27 semanas · 54 textos · Escritos durante a construção

Notas de campo de um SO de IA pessoal em voo

Toda terça-feira, um ensaio perene sobre o que aprendi enquanto envio o DuranteOS. Toda sexta, um boletim da semana. Cerca de 108 mil palavras e contando — para construtores que preferem ver a fundação ser lançada a ler o press release.

Comece por aqui

Se você está pensando em escrever enquanto constrói

After Twenty-Seven Weeks: What the Series Was For, and What I'm Building Next

Se você está considerando o grupo fundador

The One Reference Customer Strategy: GTM for a Personal AI OS, Sketched Before the Customer Signs

Se você quer a espinha arquitetônica

The Decomposition Discipline I Am Trying to Codify Inside DOS

Assinar · Ensaio de terça

Cerca de 3.800 construtores leem isso toda semana.

Dec 9, 2025

Credit-Metered API Gateways: The Pattern I Want Before I Have Anything to Meter

I do not have a Studio yet. I do not have a credit ledger yet. I do not have twelve providers behind a Bearer token yet. What I have is a clear picture of the gateway I want to build in the next 4-8 weeks, and the conviction that committing to the architecture now — before there is anything to retrofit — is cheaper than committing to it later. Here is the design, with Fowler on the routing layer and Greg Young on the ledger.

I am writing this post about a system I have not yet built.

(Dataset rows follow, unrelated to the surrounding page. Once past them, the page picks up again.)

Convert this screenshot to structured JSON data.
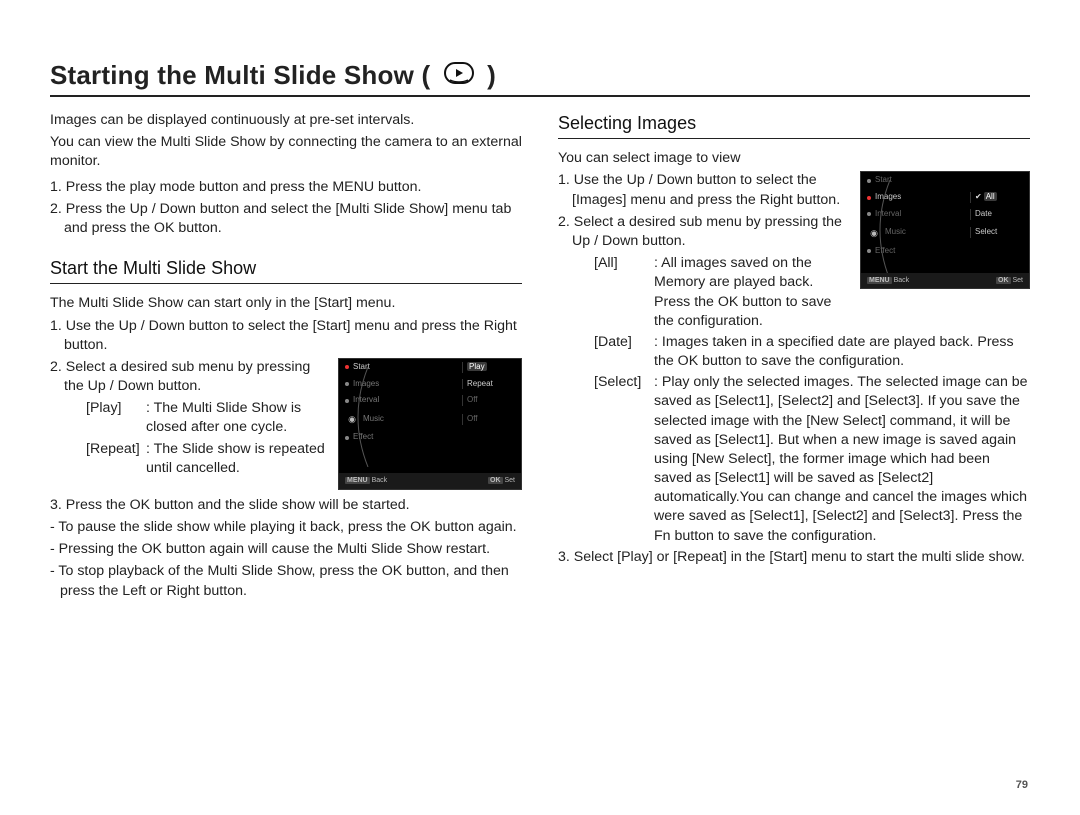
{
  "page_number": "79",
  "title_pre": "Starting the Multi Slide Show ( ",
  "title_post": " )",
  "intro": {
    "p1": "Images can be displayed continuously at pre-set intervals.",
    "p2": "You can view the Multi Slide Show by connecting the camera to an external monitor.",
    "s1": "1. Press the play mode button and press the MENU button.",
    "s2": "2. Press the Up / Down button and select the [Multi Slide Show] menu tab and press the OK button."
  },
  "left": {
    "heading": "Start the Multi Slide Show",
    "p1": "The Multi Slide Show can start only in the [Start] menu.",
    "s1": "1. Use the Up / Down button  to select the [Start] menu and press the Right button.",
    "s2": "2. Select a desired sub menu by pressing the Up / Down button.",
    "play_k": "[Play]",
    "play_v": ": The Multi Slide Show is closed after one cycle.",
    "repeat_k": "[Repeat]",
    "repeat_v": ": The Slide show is repeated until cancelled.",
    "s3": "3. Press the OK button and the slide show will be started.",
    "s3a": "- To pause the slide show while playing it back, press the OK button again.",
    "s3b": "- Pressing the OK button again will cause the Multi Slide Show restart.",
    "s3c": "- To stop playback of the Multi Slide Show, press the OK button, and then press the Left or Right button."
  },
  "right": {
    "heading": "Selecting Images",
    "p1": "You can select image to view",
    "s1": "1. Use the Up / Down button to select the [Images] menu and press the Right button.",
    "s2": "2. Select a desired sub menu by pressing the Up / Down button.",
    "all_k": "[All]",
    "all_v": ": All images saved on the Memory are played back. Press the OK button to save the configuration.",
    "date_k": "[Date]",
    "date_v": ": Images taken in a specified date are played back. Press the OK button to save the configuration.",
    "select_k": "[Select]",
    "select_v": ": Play only the selected images. The selected image can be saved as [Select1], [Select2] and [Select3]. If you save the selected image with the [New Select] command, it will be saved as [Select1]. But when a new image is saved again using [New Select], the former image which had been saved as [Select1] will be saved as [Select2] automatically.You can change and cancel the images which were saved as [Select1], [Select2] and [Select3]. Press the Fn button to save the configuration.",
    "s3": "3. Select [Play] or [Repeat] in the [Start] menu to start the multi slide show."
  },
  "lcd_left": {
    "m1": "Start",
    "m2": "Images",
    "m3": "Interval",
    "m4": "Music",
    "m5": "Effect",
    "r1": "Play",
    "r2": "Repeat",
    "r3": "Off",
    "r4": "Off",
    "back_l": "MENU",
    "back_t": "Back",
    "set_l": "OK",
    "set_t": "Set"
  },
  "lcd_right": {
    "m1": "Start",
    "m2": "Images",
    "m3": "Interval",
    "m4": "Music",
    "m5": "Effect",
    "r1": "All",
    "r2": "Date",
    "r3": "Select",
    "back_l": "MENU",
    "back_t": "Back",
    "set_l": "OK",
    "set_t": "Set"
  }
}
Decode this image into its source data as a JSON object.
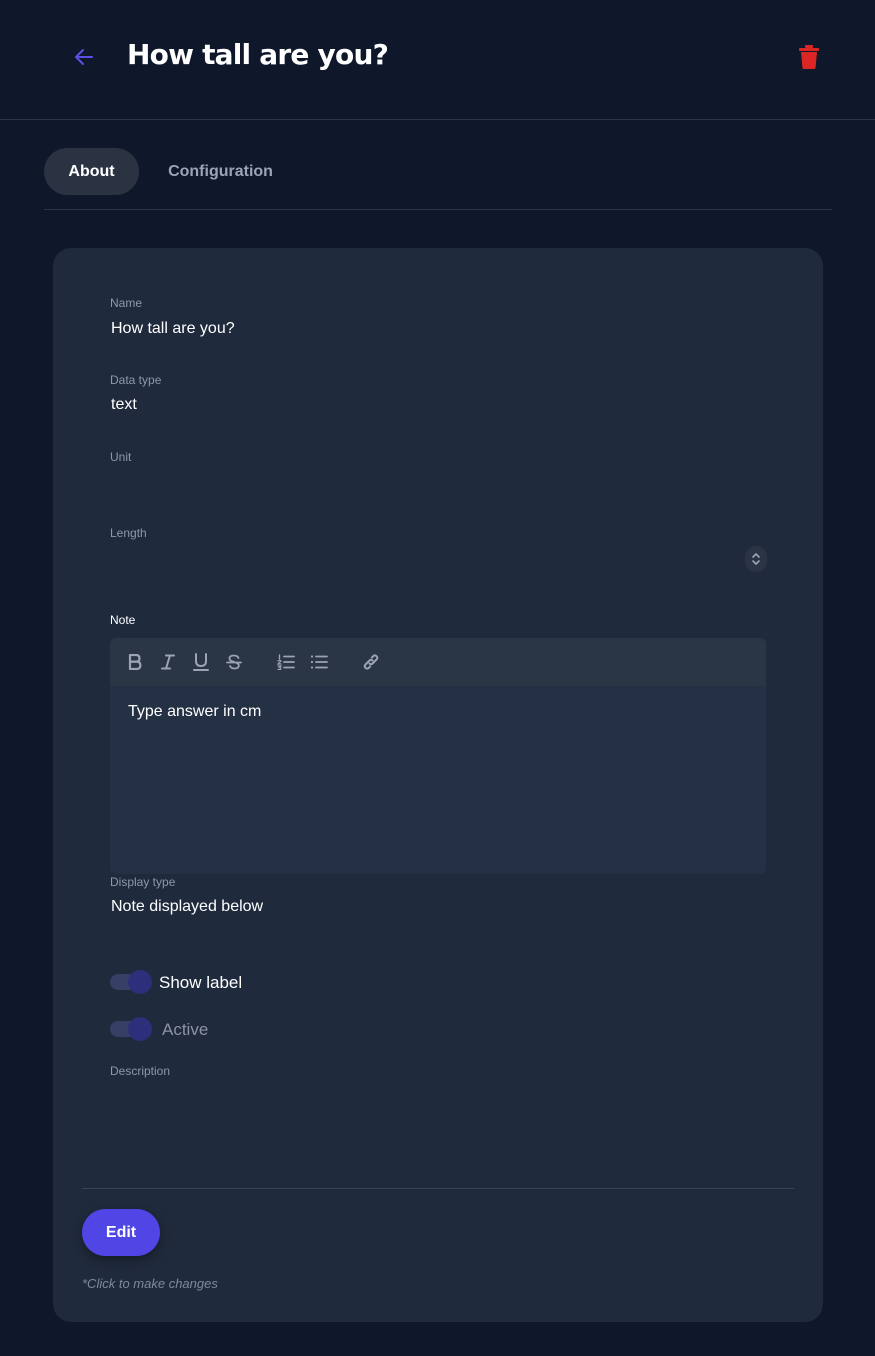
{
  "colors": {
    "background": "#0f172a",
    "card": "#1f2a3c",
    "accent": "#4f46e5",
    "danger": "#dc2626",
    "back_arrow": "#5b50e6"
  },
  "header": {
    "title": "How tall are you?",
    "back_icon": "arrow-left-icon",
    "delete_icon": "trash-icon"
  },
  "tabs": [
    {
      "label": "About",
      "active": true
    },
    {
      "label": "Configuration",
      "active": false
    }
  ],
  "fields": {
    "name": {
      "label": "Name",
      "value": "How tall are you?"
    },
    "data_type": {
      "label": "Data type",
      "value": "text"
    },
    "unit": {
      "label": "Unit",
      "value": ""
    },
    "length": {
      "label": "Length",
      "value": ""
    },
    "note": {
      "label": "Note",
      "content": "Type answer in cm",
      "toolbar": [
        "bold-icon",
        "italic-icon",
        "underline-icon",
        "strikethrough-icon",
        "ordered-list-icon",
        "bullet-list-icon",
        "link-icon"
      ]
    },
    "display_type": {
      "label": "Display type",
      "value": "Note displayed below"
    },
    "show_label": {
      "label": "Show label",
      "on": true
    },
    "active": {
      "label": "Active",
      "on": true
    },
    "description": {
      "label": "Description",
      "value": ""
    }
  },
  "footer": {
    "edit_label": "Edit",
    "hint": "*Click to make changes"
  }
}
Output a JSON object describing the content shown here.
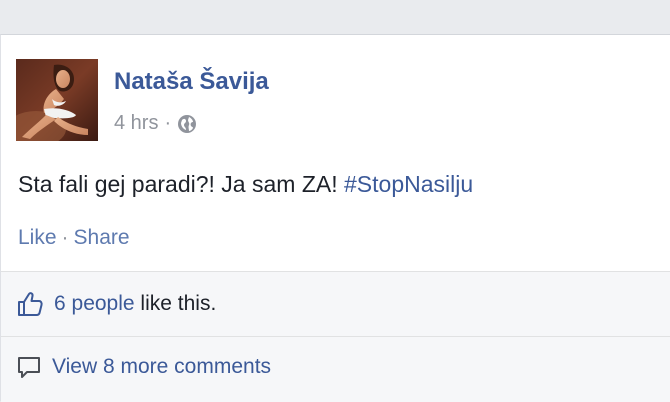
{
  "post": {
    "author": "Nataša Šavija",
    "time": "4 hrs",
    "meta_sep": "·",
    "privacy_icon": "globe-icon",
    "text_before": "Sta fali gej paradi?! Ja sam ZA!",
    "hashtag": "#StopNasilju",
    "actions": {
      "like": "Like",
      "sep": "·",
      "share": "Share"
    }
  },
  "ufi": {
    "like_icon": "thumbs-up-icon",
    "likes_count": "6 people",
    "likes_suffix": "like this.",
    "comment_icon": "comment-bubble-icon",
    "view_comments": "View 8 more comments"
  },
  "colors": {
    "link": "#3b5998",
    "muted": "#90949c",
    "text": "#1d2129",
    "background": "#e9ebee",
    "ufi_background": "#f6f7f9"
  }
}
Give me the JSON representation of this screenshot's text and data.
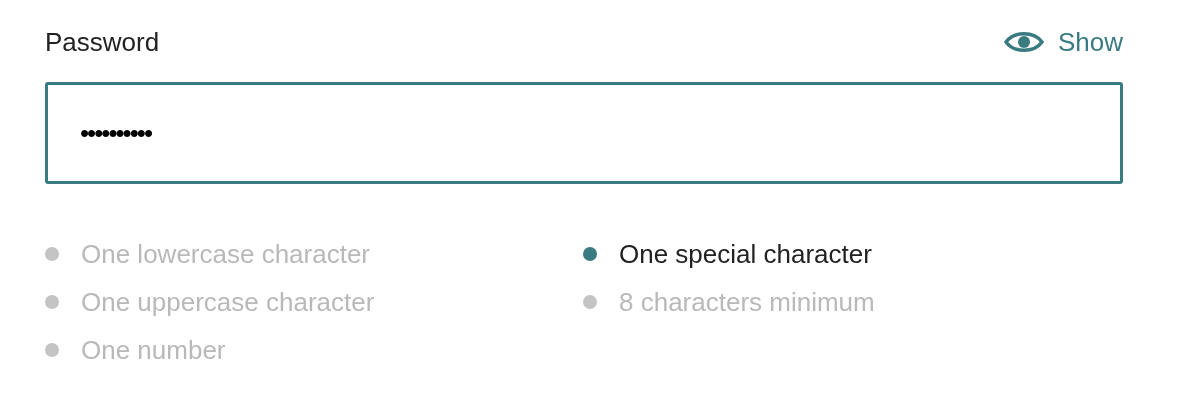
{
  "field": {
    "label": "Password",
    "toggle": {
      "label": "Show"
    },
    "value": "••••••••••",
    "focused": true
  },
  "requirements": [
    {
      "text": "One lowercase character",
      "met": false
    },
    {
      "text": "One uppercase character",
      "met": false
    },
    {
      "text": "One number",
      "met": false
    },
    {
      "text": "One special character",
      "met": true
    },
    {
      "text": "8 characters minimum",
      "met": false
    }
  ]
}
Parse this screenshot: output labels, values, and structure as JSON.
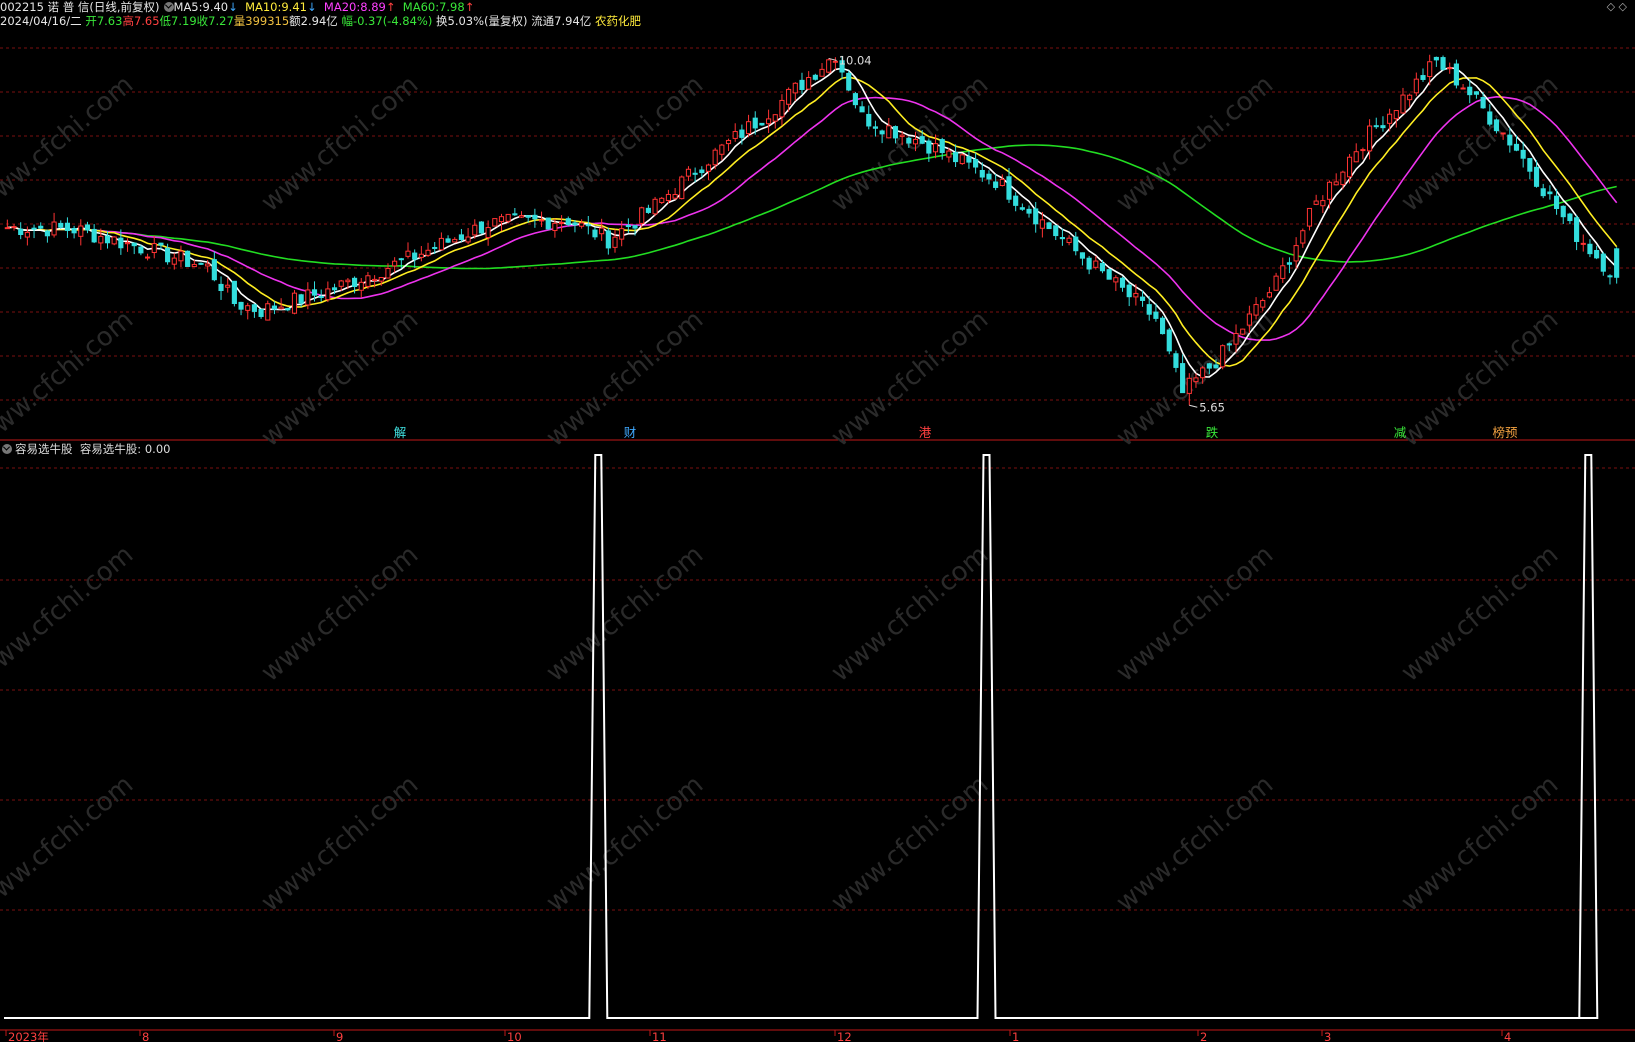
{
  "header": {
    "code_name": "002215 诺 普 信",
    "period": "(日线,前复权)",
    "ma5": {
      "label": "MA5:",
      "value": "9.40",
      "dir": "↓"
    },
    "ma10": {
      "label": "MA10:",
      "value": "9.41",
      "dir": "↓"
    },
    "ma20": {
      "label": "MA20:",
      "value": "8.89",
      "dir": "↑"
    },
    "ma60": {
      "label": "MA60:",
      "value": "7.98",
      "dir": "↑"
    },
    "date": "2024/04/16/二",
    "open_label": "开",
    "open": "7.63",
    "high_label": "高",
    "high": "7.65",
    "low_label": "低",
    "low": "7.19",
    "close_label": "收",
    "close": "7.27",
    "vol_label": "量",
    "vol": "399315",
    "amount_label": "额",
    "amount": "2.94亿",
    "chg_label": "幅",
    "chg": "-0.37(-4.84%)",
    "turnover": "换5.03%(量复权)",
    "float_cap": "流通7.94亿",
    "sector": "农药化肥"
  },
  "top_right": "◇ ◇",
  "indicator": {
    "name": "容易选牛股",
    "value_text": "容易选牛股: 0.00"
  },
  "x_axis": {
    "labels": [
      "2023年",
      "8",
      "9",
      "10",
      "11",
      "12",
      "1",
      "2",
      "3",
      "4"
    ]
  },
  "price_markers": {
    "high": "10.04",
    "low": "5.65"
  },
  "events": [
    {
      "text": "解",
      "color": "#3fe0e0"
    },
    {
      "text": "财",
      "color": "#3fa9ff"
    },
    {
      "text": "港",
      "color": "#ff4040"
    },
    {
      "text": "跌",
      "color": "#39e639"
    },
    {
      "text": "减",
      "color": "#39e639"
    },
    {
      "text": "榜预",
      "color": "#f0a040"
    }
  ],
  "watermark": "www.cfchi.com",
  "colors": {
    "up": "#ff3333",
    "down": "#33dddd",
    "ma5": "#ffffff",
    "ma10": "#ffee22",
    "ma20": "#ee33ee",
    "ma60": "#22dd22",
    "grid": "#7a1010",
    "indicator": "#ffffff"
  },
  "chart_data": [
    {
      "type": "candlestick",
      "ylim": [
        5.4,
        10.4
      ],
      "n_bars": 190,
      "anchors_close": [
        [
          0,
          7.9
        ],
        [
          10,
          7.88
        ],
        [
          20,
          7.65
        ],
        [
          30,
          7.4
        ],
        [
          34,
          6.95
        ],
        [
          38,
          6.85
        ],
        [
          48,
          7.1
        ],
        [
          60,
          7.5
        ],
        [
          72,
          7.95
        ],
        [
          84,
          8.0
        ],
        [
          90,
          7.75
        ],
        [
          96,
          8.1
        ],
        [
          104,
          8.7
        ],
        [
          116,
          9.5
        ],
        [
          124,
          10.1
        ],
        [
          128,
          9.3
        ],
        [
          138,
          8.95
        ],
        [
          148,
          8.5
        ],
        [
          160,
          7.6
        ],
        [
          172,
          6.75
        ],
        [
          176,
          5.8
        ],
        [
          182,
          6.3
        ],
        [
          190,
          7.2
        ],
        [
          196,
          8.2
        ],
        [
          202,
          8.9
        ],
        [
          214,
          10.0
        ],
        [
          218,
          9.7
        ],
        [
          226,
          8.9
        ],
        [
          234,
          7.9
        ],
        [
          241,
          7.27
        ]
      ],
      "high_value": 10.04,
      "low_value": 5.65,
      "last": {
        "open": 7.63,
        "high": 7.65,
        "low": 7.19,
        "close": 7.27
      }
    },
    {
      "type": "line",
      "title": "容易选牛股",
      "ylim": [
        0,
        1
      ],
      "series": [
        {
          "name": "容易选牛股",
          "spikes_at_fraction": [
            0.365,
            0.603,
            0.972
          ],
          "value_last": 0.0
        }
      ]
    }
  ]
}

What I have, on December 8, 2025, twelve weeks into DOS: a private experiment running on my own machine, calling Anthropic's API directly. No gateway. No credit ledger. No multi-provider routing. One operator, one substrate, one billing relationship. It is the simplest possible shape, and it works because the operator and the customer are the same person.

What I can already see coming, in the next 4-8 weeks: I will need to call more than one provider. The substrate is plural — Opus 4.5, Gemini 3 Pro, GPT-5.x, the open-weights tier — and routing-by-task is becoming an architectural requirement, not a future feature. The moment I have a second provider, I have a per-provider auth surface, a per-provider rate limit, a per-provider pricing schema, and a per-provider failure mode. The moment I have an operator who is not me, I need spend caps, an audit trail, and a billing reconciliation story.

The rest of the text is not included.